It's been reported that searches for the Bible on e-commerce sites JD.com and Amazon.cn don't produce results.
Although China has always controlled sales of the Bible by only allowing it to be distributed and printed by state-sanctioned churches, it had been available to buy online.
The disappearance of Bibles on internet retailers is the latest restriction the country has placed on its fast-growing Christian population.
Religious freedom campaigners have said freedom for Christians in China has been the worst it's ever been.
The crackdown on Christians in China has meant that crosses have been removed from churches, churches have been demolished, and Christians suspected of worshipping at home have been detained.
A new Chinese government white paper on religious freedoms published this week asserted that all faiths must "adapt themselves to the socialist society".
The paper listing official Communist Party policies added: "Religious believers and non-believers respect each other, and live in harmony, committing themselves to reform and opening up and the socialist modernization, and contribute to the realization of the Chinese Dream of national rejuvenation."
William Nee, China researcher at Amnesty International, said the Vatican should address the online Bible sale ban with Beijing.
Chinese Catholic bishops and the Vatican have not good relations for decades because Chinese Catholic bishops are not appointed by the Pope. However, both sides have shown some progress in reconciliation in recent weeks.

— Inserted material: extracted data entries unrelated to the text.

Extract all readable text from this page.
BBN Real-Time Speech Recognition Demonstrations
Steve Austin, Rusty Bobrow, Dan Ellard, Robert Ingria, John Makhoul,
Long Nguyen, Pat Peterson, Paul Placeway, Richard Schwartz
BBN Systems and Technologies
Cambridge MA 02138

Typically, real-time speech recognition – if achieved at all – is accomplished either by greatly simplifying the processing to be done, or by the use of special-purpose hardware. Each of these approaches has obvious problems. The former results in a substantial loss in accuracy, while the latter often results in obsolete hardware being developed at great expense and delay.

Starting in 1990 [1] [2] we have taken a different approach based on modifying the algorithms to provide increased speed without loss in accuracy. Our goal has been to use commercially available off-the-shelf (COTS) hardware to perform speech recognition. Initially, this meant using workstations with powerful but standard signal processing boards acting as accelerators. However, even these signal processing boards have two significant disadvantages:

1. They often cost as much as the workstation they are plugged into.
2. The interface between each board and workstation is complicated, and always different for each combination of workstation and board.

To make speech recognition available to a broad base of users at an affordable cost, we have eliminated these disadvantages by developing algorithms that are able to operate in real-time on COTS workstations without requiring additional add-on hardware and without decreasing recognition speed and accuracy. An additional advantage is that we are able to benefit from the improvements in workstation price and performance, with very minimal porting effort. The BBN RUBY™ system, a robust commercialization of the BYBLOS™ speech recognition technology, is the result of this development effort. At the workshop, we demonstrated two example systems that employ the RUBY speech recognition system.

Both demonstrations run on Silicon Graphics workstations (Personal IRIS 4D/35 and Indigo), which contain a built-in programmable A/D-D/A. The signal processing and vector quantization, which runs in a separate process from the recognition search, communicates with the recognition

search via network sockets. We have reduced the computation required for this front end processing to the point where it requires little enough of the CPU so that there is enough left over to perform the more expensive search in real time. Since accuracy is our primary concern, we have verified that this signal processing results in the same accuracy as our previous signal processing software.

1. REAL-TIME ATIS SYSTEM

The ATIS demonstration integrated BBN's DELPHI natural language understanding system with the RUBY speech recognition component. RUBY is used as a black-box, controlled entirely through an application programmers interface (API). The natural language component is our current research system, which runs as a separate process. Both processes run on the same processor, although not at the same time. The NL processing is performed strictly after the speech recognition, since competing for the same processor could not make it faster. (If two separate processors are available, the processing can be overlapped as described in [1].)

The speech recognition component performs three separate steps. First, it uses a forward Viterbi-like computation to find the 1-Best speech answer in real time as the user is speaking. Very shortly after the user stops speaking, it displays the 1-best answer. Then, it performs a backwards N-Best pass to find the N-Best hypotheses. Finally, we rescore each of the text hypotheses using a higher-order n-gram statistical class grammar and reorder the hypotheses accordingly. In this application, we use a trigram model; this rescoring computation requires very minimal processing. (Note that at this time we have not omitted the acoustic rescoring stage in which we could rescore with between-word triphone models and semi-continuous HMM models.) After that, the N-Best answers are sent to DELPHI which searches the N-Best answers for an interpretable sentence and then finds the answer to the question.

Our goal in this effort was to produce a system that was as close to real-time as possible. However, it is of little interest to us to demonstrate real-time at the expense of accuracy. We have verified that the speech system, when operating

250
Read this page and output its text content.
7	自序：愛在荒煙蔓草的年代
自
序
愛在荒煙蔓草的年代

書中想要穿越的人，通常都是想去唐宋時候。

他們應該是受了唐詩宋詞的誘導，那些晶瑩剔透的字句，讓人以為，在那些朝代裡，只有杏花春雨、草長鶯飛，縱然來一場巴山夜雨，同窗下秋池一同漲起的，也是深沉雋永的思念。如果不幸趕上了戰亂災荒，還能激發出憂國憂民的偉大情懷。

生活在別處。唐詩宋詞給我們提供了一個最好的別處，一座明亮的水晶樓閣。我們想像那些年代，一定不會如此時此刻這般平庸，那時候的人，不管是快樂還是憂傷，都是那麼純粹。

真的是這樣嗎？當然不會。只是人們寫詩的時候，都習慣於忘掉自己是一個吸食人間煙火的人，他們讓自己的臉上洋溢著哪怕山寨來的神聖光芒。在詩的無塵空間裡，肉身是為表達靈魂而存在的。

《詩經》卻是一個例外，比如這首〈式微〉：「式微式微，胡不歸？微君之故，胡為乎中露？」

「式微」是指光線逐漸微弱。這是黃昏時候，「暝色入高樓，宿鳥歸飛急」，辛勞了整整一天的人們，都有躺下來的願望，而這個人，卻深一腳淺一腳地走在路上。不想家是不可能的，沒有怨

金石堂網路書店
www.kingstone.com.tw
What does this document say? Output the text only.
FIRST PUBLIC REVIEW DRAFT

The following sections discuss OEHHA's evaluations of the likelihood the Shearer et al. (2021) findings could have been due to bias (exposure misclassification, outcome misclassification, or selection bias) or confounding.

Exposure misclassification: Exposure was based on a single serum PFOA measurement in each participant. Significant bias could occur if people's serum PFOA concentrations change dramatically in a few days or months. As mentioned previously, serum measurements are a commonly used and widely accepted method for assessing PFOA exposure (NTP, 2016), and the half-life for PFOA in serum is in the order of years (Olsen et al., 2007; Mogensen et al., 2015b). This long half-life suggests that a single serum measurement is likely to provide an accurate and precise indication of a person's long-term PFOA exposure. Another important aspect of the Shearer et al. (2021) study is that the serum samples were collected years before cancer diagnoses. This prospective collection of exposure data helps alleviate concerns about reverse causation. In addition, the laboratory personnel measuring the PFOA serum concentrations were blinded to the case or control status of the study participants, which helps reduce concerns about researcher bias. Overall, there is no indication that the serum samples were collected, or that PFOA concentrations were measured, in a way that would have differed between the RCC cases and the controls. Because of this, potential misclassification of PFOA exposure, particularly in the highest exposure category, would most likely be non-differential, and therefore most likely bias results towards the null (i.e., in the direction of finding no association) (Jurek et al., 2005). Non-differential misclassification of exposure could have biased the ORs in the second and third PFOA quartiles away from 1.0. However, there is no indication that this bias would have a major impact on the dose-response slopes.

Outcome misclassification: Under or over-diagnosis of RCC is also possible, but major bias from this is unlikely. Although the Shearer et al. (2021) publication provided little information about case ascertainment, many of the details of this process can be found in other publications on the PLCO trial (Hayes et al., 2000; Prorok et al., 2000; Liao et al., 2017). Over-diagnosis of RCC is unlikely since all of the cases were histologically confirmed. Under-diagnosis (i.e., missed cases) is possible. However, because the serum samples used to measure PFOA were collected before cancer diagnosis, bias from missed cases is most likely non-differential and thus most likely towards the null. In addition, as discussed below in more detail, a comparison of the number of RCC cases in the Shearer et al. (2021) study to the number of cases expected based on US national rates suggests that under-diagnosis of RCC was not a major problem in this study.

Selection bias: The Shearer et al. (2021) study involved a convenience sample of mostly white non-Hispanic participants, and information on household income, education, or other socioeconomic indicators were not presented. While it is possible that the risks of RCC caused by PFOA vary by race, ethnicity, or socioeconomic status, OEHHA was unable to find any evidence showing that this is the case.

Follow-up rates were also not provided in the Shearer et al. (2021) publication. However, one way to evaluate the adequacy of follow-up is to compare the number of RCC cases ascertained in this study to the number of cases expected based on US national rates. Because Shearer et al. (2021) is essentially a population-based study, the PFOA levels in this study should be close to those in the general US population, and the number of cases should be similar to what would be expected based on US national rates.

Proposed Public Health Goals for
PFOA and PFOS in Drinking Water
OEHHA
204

Nee said: "[The Vatican] should probably take this issue into consideration in its discussions with their Chinese counterparts, since the banning of the sale of Bibles is obviously a worrying move, demonstrating the worsening state for freedom of religion in China.
"[There is] a broader trend under President Xi Jinping to more tightly control religion, especially Christianity.
"It's absurd that the government claims to promote religious freedom at the same time that they're banning the sale of Bibles."